Ironically (in the context of an error message saying data is "too long") I think the proximate cause of that error is no data
argument. If you give it the data
in the form of a dataframe, you still get an error but its not the same one as you are experiencing. When you plot the data, you get a rather bizarre set of values at least from a statistical distribution standpoint and it's not clear why you are trying to model this with this formula. Nonetheless, with those starting values and a dataframe argument to data, one sees results.
> modelNL <- flexmix(y~x, k =2, data=data.frame(x=x,y=y),
+ model = FLXMRnlm(formula = y ~ a*x/(b+x),
+ family = "gaussian",
+ start = list(start1, start2)))
> modelNL
Call:
flexmix(formula = y ~ x, data = data.frame(x = x, y = y), k = 2, model = FLXMRnlm(formula = y ~
a * x/(b + x), family = "gaussian", start = list(start1, start2)))
Cluster sizes:
1 2
6664 13336
convergence after 20 iterations
> summary(modelNL)
Call:
flexmix(formula = y ~ x, data = data.frame(x = x, y = y), k = 2, model = FLXMRnlm(formula = y ~
a * x/(b + x), family = "gaussian", start = list(start1, start2)))
prior size post>0 ratio
Comp.1 0.436 6664 20000 0.333
Comp.2 0.564 13336 16306 0.818
'log Lik.' -91417.03 (df=7)
AIC: 182848.1 BIC: 182903.4
Most R regression functions first check for the matchng names in formulae within the data=
argument. Apparently this function fails when it needs to go out to the global environment to match formula tokens.

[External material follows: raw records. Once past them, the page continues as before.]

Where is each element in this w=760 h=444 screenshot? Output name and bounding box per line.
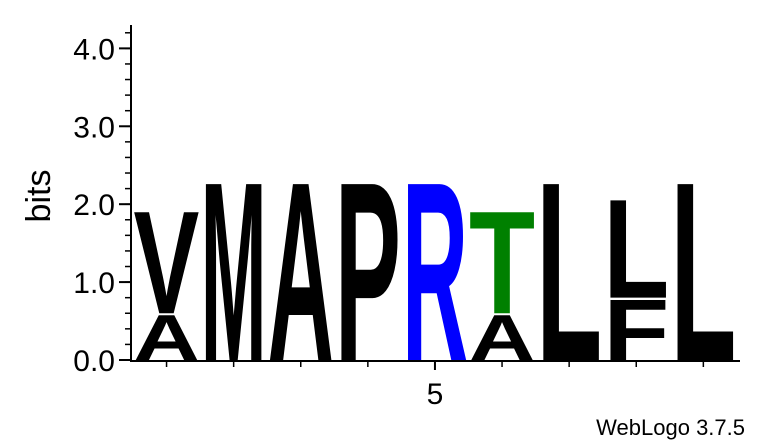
logo-letter-f: F (603, 281, 669, 379)
axes: 0.0 1.0 2.0 3.0 4.0 5 (73, 25, 740, 411)
logo-letter-p: P (335, 129, 401, 415)
logo-letter-l: L (536, 128, 602, 415)
logo-letter-m: M (201, 130, 267, 415)
logo-letter-a: A (134, 301, 200, 374)
logo-letter-l: L (603, 170, 669, 328)
y-tick-label: 3.0 (73, 111, 115, 144)
x-tick-label: 5 (427, 378, 444, 411)
logo-letter-r: R (402, 128, 468, 414)
y-tick-label: 2.0 (73, 189, 115, 222)
logo-letter-v: V (134, 181, 200, 345)
logo-letter-a: A (469, 301, 535, 374)
y-tick-label: 0.0 (73, 345, 115, 378)
logo-letter-l: L (670, 128, 736, 415)
y-axis-label: bits (20, 170, 58, 223)
y-tick-label: 4.0 (73, 33, 115, 66)
logo-stacks: AV M A P R AT L FL L (134, 128, 737, 415)
y-tick-label: 1.0 (73, 267, 115, 300)
weblogo-footer: WebLogo 3.7.5 (596, 415, 745, 440)
logo-letter-a: A (268, 128, 334, 414)
logo-letter-t: T (469, 181, 535, 345)
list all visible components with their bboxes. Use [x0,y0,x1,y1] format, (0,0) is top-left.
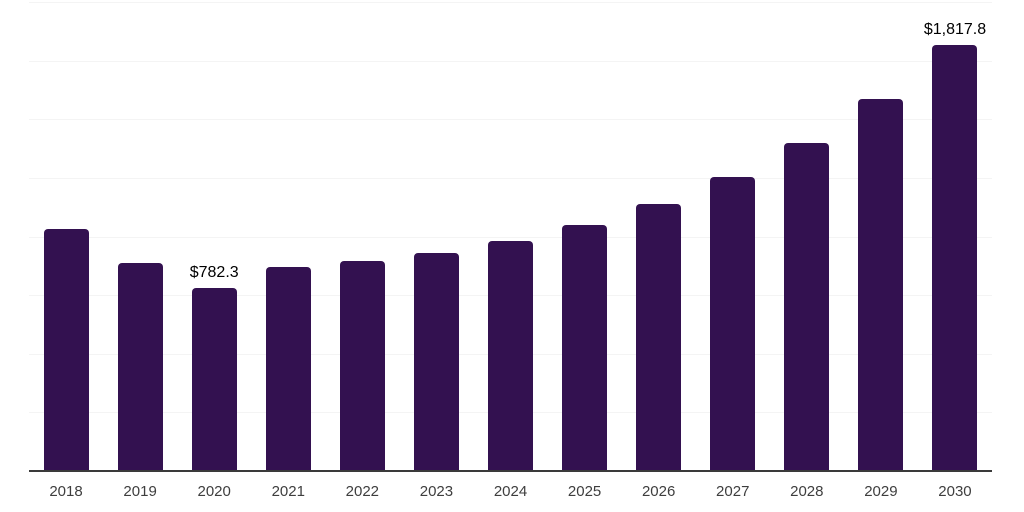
bar-group-2026 [622,2,696,471]
bar-2019 [117,262,163,471]
bar-group-2025 [548,2,622,471]
bar-2027 [710,176,756,471]
x-tick-2023: 2023 [419,483,454,500]
x-tick-2029: 2029 [864,483,898,500]
bar-2024 [488,240,533,471]
bar-2025 [562,224,608,471]
bar-group-2022 [325,2,399,471]
bar-2021 [265,266,311,471]
x-axis-line [29,470,992,472]
bar-group-2023 [399,2,473,471]
gridline-1750 [29,60,992,62]
bar-2022 [339,260,385,471]
x-tick-2021: 2021 [271,483,305,500]
bar-group-2020: $782.3 [177,2,251,471]
gridline-1000 [29,236,992,238]
x-tick-2026: 2026 [641,483,676,500]
x-tick-2030: 2030 [938,483,972,500]
bars-row: $782.3 $1,817.8 [29,2,992,471]
x-tick-2019: 2019 [123,483,157,500]
x-tick-2027: 2027 [716,483,750,500]
bar-2018 [43,228,89,471]
bar-2023 [413,252,459,471]
x-tick-2022: 2022 [345,483,380,500]
gridline-1250 [29,177,992,179]
bar-value-label-2030: $1,817.8 [923,20,987,38]
plot-area: $782.3 $1,817.8 [29,2,992,471]
x-tick-2020: 2020 [197,483,231,500]
x-tick-2018: 2018 [49,483,83,500]
bar-2028 [784,142,830,471]
x-tick-2028: 2028 [790,483,824,500]
bar-2030 [932,44,978,471]
bar-2020 [191,287,237,471]
bar-group-2019 [103,2,177,471]
bar-group-2024 [473,2,547,471]
gridline-1500 [29,119,992,121]
x-tick-2024: 2024 [493,483,528,500]
x-tick-2025: 2025 [567,483,602,500]
bar-group-2018 [29,2,103,471]
bar-group-2021 [251,2,325,471]
bar-group-2030: $1,817.8 [918,2,992,471]
bar-group-2029 [844,2,918,471]
bar-2026 [636,203,682,471]
x-axis-labels: 2018 2019 2020 2021 2022 2023 2024 2025 2026 2027… [29,483,992,501]
bar-2029 [858,99,904,471]
bar-group-2027 [696,2,770,471]
bar-group-2028 [770,2,844,471]
gridline-2000 [29,2,992,3]
bar-value-label-2020: $782.3 [189,263,239,281]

I tried a formula suggested by the plot of the data and get convergent results:
> modelNL <- flexmix(y~x, k =2, data=data.frame(x=x,y=y),
+ model = FLXMRnlm(formula = y ~ a*x*cos(x+b),
+ family = "gaussian",
+ start = list(start1, start2)))
> modelNL
Call:
flexmix(formula = y ~ x, data = data.frame(x = x, y = y), k = 2, model = FLXMRnlm(formula = y ~
a * x * cos(x + b), family = "gaussian", start = list(start1, start2)))
Cluster sizes:
1 2
9395 10605
convergence after 17 iterations
> summary(modelNL)
Call:
flexmix(formula = y ~ x, data = data.frame(x = x, y = y), k = 2, model = FLXMRnlm(formula = y ~
a * x * cos(x + b), family = "gaussian", start = list(start1, start2)))
prior size post>0 ratio
Comp.1 0.521 9395 18009 0.522
Comp.2 0.479 10605 13378 0.793
'log Lik.' -78659.85 (df=7)
AIC: 157333.7 BIC: 157389
The reduction in AIC seems huge compare to the first formula.